Distributed Erlang for non-mesh topologies

joaoevangelista · May 2, 2023, 11:51pm

Hi everyone!

I’m pondering to create a simple “leader + workers” architectures where workers can send updates back to the leader as results are being ready. Like primes being found within a range sent from the leader.

So the question is, does using the mesh topology of distributed Erlang “ok” to do this? since all nodes know of each other, and workers will be a different application than the leader I would have to query them and their type to filter it before sending the job.

I would use Phoenix pubsub and libcluster for this to avoid external dependencies such as broker. Consul is an option to form the cluster.

Any feedback is appreciated!

derek-zhou · May 3, 2023, 1:36pm

There is GitHub - lasp-lang/partisan: High-performance, high-scalability distributed computing for the BEAM., that can give you some flexibility in topology and failure tolerance.

asmodehn · May 3, 2023, 1:44pm

Hi,

Since the question is quite broad, I ll allow myself to reply a bit broadly, with maybe debatable statements

The actual usage you are aiming for is important to know, as what matters is often unsuspected.
Is the “prime being found within a range” the actual goal of the software ? how big is the search space (what is the upper bound) ?

IMHO there are roughly 3 kinds of systems:

localized (timing and order are “obvious” concepts)
distributed (timing and order are constraints to be aware of)
trustless (trust of the hardware, and intentions of the operator are constraints to be aware of)

Distributed Erlang can help you manage any kind of distribution problems I know of, and is always “ok” to use to solve distribution problems. But it will not help (at least not more than other programming languages) with trust issues on hardware (including network): who is operating it, what type of hardware/network it is, what are the operator intentions, etc.

You need to think about where to split between leader and workers: along the node boundary (one node for one role), or along the app boundary, or the process boundary, etc. independently of where the code will run…
If you are aiming for that “prime being found within a range” application, process boundary seems the simplest way to arrive at the logical architecture you probably have in mind.
Emphasis on logical, as in your description, I understand that you want a logical distribution, not really a physical distribution.

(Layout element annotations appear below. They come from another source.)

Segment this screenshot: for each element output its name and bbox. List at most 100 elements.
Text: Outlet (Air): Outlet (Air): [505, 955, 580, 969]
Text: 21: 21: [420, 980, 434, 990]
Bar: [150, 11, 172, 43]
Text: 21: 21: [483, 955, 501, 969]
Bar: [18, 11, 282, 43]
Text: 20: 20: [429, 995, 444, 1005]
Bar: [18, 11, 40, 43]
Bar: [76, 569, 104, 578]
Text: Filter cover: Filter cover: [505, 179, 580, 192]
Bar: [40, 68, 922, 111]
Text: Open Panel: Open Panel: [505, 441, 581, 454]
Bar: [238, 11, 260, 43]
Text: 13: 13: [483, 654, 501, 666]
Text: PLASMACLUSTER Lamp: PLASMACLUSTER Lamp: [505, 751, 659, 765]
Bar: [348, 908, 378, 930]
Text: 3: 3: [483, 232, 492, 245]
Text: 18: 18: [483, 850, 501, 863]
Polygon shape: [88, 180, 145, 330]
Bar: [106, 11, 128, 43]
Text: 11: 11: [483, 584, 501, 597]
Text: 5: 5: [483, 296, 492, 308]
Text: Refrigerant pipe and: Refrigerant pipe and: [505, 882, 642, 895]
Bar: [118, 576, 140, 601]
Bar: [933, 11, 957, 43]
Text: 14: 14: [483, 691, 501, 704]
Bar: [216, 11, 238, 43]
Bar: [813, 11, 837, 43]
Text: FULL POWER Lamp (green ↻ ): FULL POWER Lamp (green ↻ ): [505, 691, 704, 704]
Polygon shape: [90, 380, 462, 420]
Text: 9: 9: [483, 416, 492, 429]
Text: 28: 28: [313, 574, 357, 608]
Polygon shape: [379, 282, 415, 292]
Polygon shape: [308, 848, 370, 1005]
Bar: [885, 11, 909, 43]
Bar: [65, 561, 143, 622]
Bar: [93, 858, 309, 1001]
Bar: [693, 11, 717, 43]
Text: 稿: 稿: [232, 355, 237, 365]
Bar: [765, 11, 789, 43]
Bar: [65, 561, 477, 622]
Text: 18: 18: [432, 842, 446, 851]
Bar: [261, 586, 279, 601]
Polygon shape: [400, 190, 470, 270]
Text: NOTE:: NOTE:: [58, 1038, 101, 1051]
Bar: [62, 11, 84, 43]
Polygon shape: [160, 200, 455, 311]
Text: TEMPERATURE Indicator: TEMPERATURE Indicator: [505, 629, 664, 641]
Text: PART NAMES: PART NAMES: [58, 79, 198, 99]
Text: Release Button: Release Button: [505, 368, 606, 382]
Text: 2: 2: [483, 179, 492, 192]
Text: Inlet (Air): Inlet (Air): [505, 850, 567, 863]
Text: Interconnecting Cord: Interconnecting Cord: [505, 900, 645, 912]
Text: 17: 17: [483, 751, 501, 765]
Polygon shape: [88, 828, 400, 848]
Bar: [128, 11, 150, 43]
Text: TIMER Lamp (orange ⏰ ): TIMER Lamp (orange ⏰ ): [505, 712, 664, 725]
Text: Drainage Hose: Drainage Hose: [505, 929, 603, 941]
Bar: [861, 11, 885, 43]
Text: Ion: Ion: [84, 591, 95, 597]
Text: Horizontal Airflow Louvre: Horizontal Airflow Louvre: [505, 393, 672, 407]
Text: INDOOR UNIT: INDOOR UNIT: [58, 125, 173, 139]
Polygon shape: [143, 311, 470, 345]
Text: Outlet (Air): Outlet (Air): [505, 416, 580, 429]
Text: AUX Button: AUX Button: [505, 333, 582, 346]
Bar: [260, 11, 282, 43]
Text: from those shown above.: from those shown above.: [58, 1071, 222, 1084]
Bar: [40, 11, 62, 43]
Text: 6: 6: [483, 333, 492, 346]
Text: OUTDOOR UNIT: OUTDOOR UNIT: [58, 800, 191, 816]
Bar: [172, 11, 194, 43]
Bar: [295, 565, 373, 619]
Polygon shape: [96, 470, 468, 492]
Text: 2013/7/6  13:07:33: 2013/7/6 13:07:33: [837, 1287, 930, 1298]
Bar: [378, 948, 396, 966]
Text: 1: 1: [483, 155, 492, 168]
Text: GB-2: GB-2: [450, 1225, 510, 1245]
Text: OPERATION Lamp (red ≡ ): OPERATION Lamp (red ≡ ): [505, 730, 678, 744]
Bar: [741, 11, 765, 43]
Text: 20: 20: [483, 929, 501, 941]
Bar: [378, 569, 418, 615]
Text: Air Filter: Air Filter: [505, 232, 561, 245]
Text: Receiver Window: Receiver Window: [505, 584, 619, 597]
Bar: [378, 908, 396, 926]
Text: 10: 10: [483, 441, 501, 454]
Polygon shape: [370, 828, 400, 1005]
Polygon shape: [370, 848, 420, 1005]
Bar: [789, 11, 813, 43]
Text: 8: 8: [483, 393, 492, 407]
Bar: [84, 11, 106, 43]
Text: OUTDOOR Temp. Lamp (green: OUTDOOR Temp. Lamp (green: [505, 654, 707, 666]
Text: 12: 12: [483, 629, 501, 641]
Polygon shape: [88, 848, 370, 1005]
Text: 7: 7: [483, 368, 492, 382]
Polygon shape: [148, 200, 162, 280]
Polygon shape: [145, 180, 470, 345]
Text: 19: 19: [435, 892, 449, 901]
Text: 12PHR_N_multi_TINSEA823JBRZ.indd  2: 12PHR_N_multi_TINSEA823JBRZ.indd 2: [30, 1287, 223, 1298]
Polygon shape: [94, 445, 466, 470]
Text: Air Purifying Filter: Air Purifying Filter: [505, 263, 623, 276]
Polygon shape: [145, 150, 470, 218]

There are many ways of distributing software (in space and time - think version updates) and if you are not experienced with distribution, I would advise to first get familiar with Erlang processes and logical distribution by developing a single application and running it on a single node before moving on to more complex concerns (space distribution between remote machines, time distribution between various versions, etc.)

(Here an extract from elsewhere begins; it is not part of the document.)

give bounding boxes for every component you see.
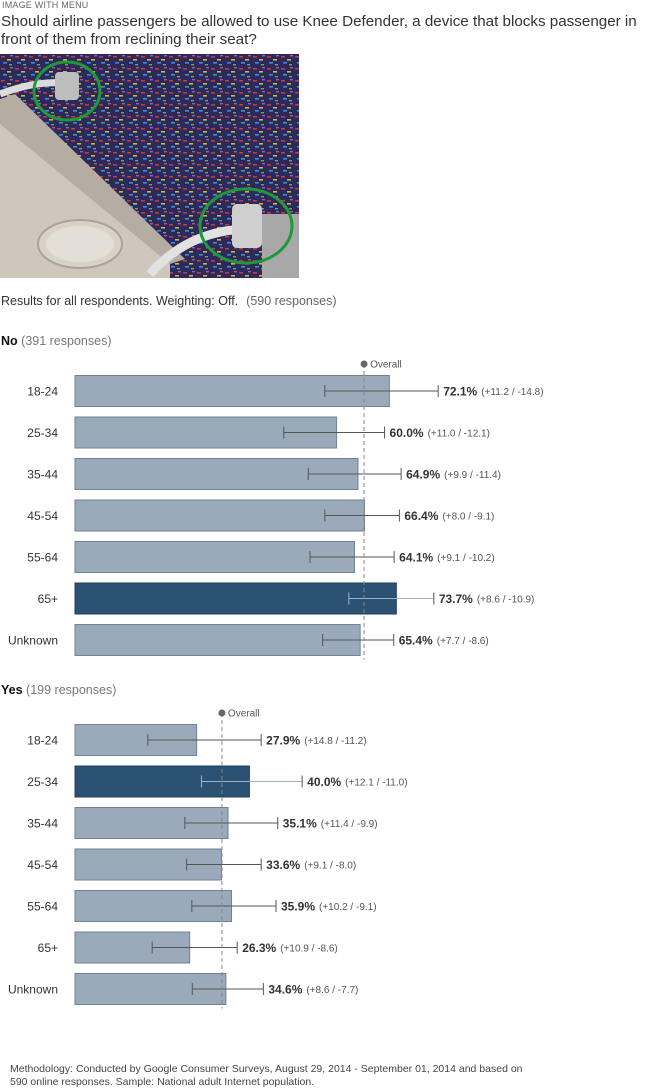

Of course if you want to play with a cluster, then by all means, play with a cluster , but I don’t think the prime search application requires it. Also in any case, you would need a logically distributed software to be able to physically distribute it.

Good luck in your BEAM adventures and, most importantly, enjoy it !

joaoevangelista · May 3, 2023, 5:57pm

yes it’s kinda broad question, I appreciate the words! I want a distributed for the sake of studying them with a simple use case, thus calculating primes and streaming events back to the user.

Indeed I could make it logically split, then use more nodes to make it more resilient independent of their role, so they could cover the failed node. e.g everyone can be a leader or a worker. Thats something I didn’t consider so thank you!

schneebyte · May 5, 2023, 8:20am

Check out :pg
For simple leader + workers you would only have to connect the workers to leaders, no need for fully connected mesh. Then have the workers join a :pg group. Leaders can monitor the :pg scope and get updates when workers join/leave.